Quelle: Indiana life insurance

 

Allerdings ist bei YouTube noch das Video mit seinen Aussagen abrufbar.

Bei der Pressekonferenz sagte Scott Davison auch, dass seine Daten mit denen aller Akteure in diesem Versicherungsbereich übereinstimmen würden. Es handelt sich also nicht um eine subjektive, selektive Übersterblichkeit. Diese Übersterblichkeit ist die höchste jemals in Amerika aufgetretene Übersterblichkeit.
Versicherungen kalkulieren stets unterschiedliche Modelle durch, um ihre Versicherungsprämien berechnen zu können. Dieses ist Aufgabe von Versicherungsmathematikern. Hierbei kommt ganz häufig das sogenannte Drei-Sigma-Szenario zum Tragen. Es handelt sich dabei um ein katastrophales Ereignis, welches einmal in 200 Jahren eintritt.
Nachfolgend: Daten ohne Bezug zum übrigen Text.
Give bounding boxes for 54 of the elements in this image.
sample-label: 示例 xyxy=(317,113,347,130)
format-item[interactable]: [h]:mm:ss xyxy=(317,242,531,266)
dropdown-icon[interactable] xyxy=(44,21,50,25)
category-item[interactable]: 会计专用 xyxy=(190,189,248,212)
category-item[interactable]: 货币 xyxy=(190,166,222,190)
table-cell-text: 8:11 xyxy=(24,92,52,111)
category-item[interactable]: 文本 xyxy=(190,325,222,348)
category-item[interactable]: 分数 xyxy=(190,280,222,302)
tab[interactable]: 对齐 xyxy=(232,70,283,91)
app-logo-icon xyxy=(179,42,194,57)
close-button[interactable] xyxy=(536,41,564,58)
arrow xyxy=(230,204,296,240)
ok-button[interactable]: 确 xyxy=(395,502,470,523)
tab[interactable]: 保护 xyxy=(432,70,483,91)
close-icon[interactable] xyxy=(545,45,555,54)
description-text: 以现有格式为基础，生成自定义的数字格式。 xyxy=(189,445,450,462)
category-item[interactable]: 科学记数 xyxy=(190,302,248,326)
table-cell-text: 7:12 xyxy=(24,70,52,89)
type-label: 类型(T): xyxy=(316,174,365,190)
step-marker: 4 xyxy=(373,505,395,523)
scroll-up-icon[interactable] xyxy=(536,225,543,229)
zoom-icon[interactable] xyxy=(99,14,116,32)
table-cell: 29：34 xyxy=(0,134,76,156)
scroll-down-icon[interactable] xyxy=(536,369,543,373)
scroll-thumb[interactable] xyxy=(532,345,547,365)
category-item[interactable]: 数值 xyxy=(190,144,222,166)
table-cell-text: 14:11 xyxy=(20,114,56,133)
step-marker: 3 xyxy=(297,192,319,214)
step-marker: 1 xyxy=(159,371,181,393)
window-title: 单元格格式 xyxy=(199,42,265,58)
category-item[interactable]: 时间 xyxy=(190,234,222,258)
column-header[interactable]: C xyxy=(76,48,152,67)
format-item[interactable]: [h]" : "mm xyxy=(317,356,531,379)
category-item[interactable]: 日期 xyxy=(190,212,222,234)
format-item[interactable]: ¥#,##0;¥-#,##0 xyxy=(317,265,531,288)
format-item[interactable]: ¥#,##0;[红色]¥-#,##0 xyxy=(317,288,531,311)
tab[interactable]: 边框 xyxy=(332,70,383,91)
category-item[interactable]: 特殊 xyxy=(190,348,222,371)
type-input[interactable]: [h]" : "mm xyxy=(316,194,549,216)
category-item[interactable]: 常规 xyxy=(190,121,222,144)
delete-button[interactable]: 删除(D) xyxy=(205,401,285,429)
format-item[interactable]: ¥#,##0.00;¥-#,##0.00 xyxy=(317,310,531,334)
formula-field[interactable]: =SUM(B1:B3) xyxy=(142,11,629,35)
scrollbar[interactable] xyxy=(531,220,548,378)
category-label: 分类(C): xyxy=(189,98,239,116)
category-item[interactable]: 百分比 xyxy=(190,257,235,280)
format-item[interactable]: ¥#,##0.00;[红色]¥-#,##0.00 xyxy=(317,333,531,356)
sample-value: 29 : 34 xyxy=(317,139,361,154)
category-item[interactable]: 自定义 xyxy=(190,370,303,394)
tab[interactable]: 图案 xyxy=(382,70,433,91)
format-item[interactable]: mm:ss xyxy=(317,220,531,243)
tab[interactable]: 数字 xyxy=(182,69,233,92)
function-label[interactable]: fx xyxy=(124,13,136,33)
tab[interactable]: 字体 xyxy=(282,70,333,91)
Selbst hierbei kommen die Mathematiker nur auf einen Anstieg der Übersterblichkeit von 10% gegenüber der Zeit vor 2021. Beim Drei-Sigma-Szenario weichen die Sterbezahlen vereinfacht ausgedrückt, um drei Standartabweichungen vom Durchschnitt ab. Und selbst das würde dann nur zu einer 10%-tigen Übersterblichkeit führen.

Beängstigend ist, dass die betroffenen Todesopfer ganz eindeutig nicht an Covid verstorben sind. Die Verstorbenen verstarben an Krebs, Autoimmunerkrankungen, Herzinfarkten, Schlaganfällen und weiteren Erkrankungen. Ein Anstieg von 40% von Erkrankungen, die jahrzehntelang extrem stabil waren und keine großen Veränderungen aufwiesen. Genau diese Erkrankungen aber sind in einem internen Papier der FDA schon lange als Impfnebenwirkungen bekannt (Seite 16).

Durchschnittlich sterben pro Tag 7.755 Menschen in den USA. Die 40%-tige Übersterblichkeit führt dazu, dass täglich 3.100 Menschen mehr sterben als üblich (und eventuell notwendig). Das entspricht einer monatlichen Übersterblichkeit von 93.000 Menschen und im Jahr über 1,1 Mio. Menschen.
Die Daten hierzu stammen aus dem vorletzten und letzten Quartal des Jahres 2021 in den USA. Ob die Übersterblichkeit dort weitergeht und wie es bei uns aussieht, werden die Zahlen uns zeigen.